Leaving aside this heart-warming situation, I am wondering if we now need another police task force with the same name. Only this time the laws it enforces will not be to prevent consorting with criminals – it will be to prevent consorting with stupid people.
The exact determination of stupid within the meaning of the Act may be a little complex but there will be some easy divisions. People who post game invitations on Facebook – as well as the ones that pass on quizzes that let you find out what your Aztec name would be are a given thing. We hope that the advent of the Consorting Squad will whisk them away.
Likewise the advocates of political candidacies in countries outside Australia – If we can neither vote for nor hang them from lamp posts we hardly need to add our comments to their campaign blurbs.

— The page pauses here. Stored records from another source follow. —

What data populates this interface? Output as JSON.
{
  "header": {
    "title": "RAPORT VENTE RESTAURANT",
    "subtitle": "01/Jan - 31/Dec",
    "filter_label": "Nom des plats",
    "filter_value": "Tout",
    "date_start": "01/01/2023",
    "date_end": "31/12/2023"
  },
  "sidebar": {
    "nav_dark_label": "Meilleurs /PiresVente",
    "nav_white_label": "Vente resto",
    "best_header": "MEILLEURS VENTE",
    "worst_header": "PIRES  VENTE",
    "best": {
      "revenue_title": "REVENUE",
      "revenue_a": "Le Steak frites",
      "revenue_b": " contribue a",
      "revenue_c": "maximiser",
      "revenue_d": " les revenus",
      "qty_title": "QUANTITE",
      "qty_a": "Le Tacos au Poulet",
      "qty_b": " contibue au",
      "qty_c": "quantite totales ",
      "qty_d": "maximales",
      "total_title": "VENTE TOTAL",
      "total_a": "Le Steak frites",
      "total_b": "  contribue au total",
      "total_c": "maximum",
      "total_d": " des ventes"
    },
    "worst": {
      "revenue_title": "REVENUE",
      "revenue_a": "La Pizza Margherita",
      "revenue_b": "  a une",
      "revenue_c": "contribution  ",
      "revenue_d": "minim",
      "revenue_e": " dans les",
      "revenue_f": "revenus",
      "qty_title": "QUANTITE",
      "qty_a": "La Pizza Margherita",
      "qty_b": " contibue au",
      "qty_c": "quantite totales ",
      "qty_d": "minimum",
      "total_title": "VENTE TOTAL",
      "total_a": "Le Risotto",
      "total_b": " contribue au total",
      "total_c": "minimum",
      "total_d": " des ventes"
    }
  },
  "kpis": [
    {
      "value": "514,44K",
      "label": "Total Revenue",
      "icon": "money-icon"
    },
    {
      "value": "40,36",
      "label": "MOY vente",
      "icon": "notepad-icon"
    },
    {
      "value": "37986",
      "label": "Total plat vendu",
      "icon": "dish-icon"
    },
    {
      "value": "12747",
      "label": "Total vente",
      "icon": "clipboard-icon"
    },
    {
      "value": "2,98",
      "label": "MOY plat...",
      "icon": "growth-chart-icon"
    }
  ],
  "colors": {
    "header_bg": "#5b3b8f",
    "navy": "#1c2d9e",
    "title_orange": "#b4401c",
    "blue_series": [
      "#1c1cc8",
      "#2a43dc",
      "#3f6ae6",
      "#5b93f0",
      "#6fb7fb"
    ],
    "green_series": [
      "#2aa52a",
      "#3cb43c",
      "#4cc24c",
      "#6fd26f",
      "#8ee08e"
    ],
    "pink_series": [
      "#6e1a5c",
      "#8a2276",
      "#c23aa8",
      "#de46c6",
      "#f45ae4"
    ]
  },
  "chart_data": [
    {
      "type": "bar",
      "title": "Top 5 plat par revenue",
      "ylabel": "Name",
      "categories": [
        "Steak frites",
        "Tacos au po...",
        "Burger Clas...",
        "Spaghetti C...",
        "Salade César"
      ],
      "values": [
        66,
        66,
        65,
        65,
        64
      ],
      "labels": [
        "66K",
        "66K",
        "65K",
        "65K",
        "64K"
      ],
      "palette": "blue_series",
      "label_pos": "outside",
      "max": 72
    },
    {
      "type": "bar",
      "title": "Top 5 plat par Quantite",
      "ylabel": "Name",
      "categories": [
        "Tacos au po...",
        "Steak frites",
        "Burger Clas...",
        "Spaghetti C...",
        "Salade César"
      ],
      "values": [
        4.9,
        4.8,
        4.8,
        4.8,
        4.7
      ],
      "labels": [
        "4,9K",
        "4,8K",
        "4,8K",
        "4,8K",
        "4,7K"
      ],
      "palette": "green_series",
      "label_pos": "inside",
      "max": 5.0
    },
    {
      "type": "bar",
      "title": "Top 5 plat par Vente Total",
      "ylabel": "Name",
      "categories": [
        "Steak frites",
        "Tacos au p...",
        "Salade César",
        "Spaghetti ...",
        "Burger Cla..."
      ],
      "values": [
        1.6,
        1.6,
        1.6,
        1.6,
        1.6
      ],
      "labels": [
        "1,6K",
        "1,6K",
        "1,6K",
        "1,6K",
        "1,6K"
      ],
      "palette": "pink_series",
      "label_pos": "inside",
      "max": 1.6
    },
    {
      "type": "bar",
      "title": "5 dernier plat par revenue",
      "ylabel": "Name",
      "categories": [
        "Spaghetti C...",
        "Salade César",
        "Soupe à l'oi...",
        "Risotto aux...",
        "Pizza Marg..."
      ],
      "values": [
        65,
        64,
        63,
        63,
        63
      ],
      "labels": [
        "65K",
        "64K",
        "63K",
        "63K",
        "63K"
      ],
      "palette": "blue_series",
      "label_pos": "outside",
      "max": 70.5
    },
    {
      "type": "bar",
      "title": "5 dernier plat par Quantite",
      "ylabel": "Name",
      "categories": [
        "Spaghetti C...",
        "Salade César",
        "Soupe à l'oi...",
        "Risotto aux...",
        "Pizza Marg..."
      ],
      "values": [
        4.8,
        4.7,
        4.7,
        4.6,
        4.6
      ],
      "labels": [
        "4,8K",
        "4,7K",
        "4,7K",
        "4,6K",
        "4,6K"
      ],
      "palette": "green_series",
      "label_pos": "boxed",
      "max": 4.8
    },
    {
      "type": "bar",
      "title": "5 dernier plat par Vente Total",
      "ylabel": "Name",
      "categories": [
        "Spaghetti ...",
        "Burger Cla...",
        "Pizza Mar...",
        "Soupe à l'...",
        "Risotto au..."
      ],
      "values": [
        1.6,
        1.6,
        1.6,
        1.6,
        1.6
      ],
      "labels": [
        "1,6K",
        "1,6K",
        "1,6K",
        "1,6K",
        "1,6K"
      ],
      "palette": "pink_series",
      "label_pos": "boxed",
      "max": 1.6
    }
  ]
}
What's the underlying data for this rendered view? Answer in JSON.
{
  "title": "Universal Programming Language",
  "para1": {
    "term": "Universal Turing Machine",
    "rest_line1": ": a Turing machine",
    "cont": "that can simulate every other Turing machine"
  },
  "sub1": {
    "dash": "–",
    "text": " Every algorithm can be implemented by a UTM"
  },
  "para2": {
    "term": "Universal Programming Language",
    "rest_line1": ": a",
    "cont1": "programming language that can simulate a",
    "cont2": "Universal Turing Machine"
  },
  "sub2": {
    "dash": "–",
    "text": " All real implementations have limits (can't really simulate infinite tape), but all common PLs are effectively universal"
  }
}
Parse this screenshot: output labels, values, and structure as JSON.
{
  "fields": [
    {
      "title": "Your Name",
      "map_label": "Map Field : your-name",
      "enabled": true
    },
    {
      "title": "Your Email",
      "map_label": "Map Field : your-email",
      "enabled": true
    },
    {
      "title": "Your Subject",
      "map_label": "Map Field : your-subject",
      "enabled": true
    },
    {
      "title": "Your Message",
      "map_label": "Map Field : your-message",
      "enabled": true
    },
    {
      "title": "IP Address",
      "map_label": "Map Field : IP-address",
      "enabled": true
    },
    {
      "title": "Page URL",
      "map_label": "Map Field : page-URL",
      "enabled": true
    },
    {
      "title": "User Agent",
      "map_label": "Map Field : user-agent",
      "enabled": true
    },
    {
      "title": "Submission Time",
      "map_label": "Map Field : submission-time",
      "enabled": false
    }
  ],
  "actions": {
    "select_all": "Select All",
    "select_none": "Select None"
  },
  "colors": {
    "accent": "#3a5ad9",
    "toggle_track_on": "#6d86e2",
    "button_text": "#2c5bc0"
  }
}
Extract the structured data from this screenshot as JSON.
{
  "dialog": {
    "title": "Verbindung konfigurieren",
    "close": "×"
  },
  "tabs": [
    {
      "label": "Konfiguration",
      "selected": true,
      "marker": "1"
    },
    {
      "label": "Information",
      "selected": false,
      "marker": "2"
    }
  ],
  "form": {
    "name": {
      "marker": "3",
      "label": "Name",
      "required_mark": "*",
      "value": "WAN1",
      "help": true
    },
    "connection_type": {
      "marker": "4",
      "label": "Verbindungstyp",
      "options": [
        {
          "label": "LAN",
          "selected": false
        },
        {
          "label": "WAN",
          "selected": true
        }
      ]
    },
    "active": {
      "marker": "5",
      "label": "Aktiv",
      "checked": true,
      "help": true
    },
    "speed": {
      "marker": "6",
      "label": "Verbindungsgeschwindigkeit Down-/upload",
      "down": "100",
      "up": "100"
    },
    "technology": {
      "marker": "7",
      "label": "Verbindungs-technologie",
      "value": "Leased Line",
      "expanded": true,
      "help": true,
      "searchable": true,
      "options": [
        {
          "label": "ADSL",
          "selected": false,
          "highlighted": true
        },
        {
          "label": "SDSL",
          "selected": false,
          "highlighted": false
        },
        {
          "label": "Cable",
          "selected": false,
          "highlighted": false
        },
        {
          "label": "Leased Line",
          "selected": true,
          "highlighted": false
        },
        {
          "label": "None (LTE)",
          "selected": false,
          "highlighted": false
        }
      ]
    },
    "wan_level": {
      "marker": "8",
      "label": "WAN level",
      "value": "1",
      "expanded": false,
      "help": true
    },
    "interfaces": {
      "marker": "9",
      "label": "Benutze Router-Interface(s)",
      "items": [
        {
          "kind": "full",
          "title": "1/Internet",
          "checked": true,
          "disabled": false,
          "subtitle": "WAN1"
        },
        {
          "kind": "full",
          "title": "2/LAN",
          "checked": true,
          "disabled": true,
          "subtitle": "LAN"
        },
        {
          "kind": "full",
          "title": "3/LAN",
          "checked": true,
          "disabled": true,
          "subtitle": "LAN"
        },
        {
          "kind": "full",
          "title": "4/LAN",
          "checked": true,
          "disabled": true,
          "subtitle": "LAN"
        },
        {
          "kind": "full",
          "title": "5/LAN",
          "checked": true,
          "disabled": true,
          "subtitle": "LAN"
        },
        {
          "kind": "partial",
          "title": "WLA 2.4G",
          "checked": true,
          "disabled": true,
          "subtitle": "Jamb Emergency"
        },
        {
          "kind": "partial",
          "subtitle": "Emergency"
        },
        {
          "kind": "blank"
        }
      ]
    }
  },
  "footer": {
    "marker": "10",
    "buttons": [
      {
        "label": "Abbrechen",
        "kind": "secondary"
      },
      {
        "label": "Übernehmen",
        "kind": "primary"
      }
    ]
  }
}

People who post pictures of themselves in bathrooms, or comatose at a fast food restaurant will be added to the list.
To be fair, not all human behaviour is stupid, and it will make for difficulties if the Squad is asked to target most religious organisations. If this were to be the case no-one would join the Squad for fear of over-work. There may be a little activity to suppress the tearing out of beating human hearts from screaming victims at the top of a stone pyramid but most normal confirmation Sundays will go ahead without attracting notice.
Once the gangs of stupid people have been broken up and their power to hold the populace in a grip of terror ceases ( ” Oh God! He’s going to show more kitten pictures! Run! Run! ) the rest of us should be able to recommence useful and productive lives.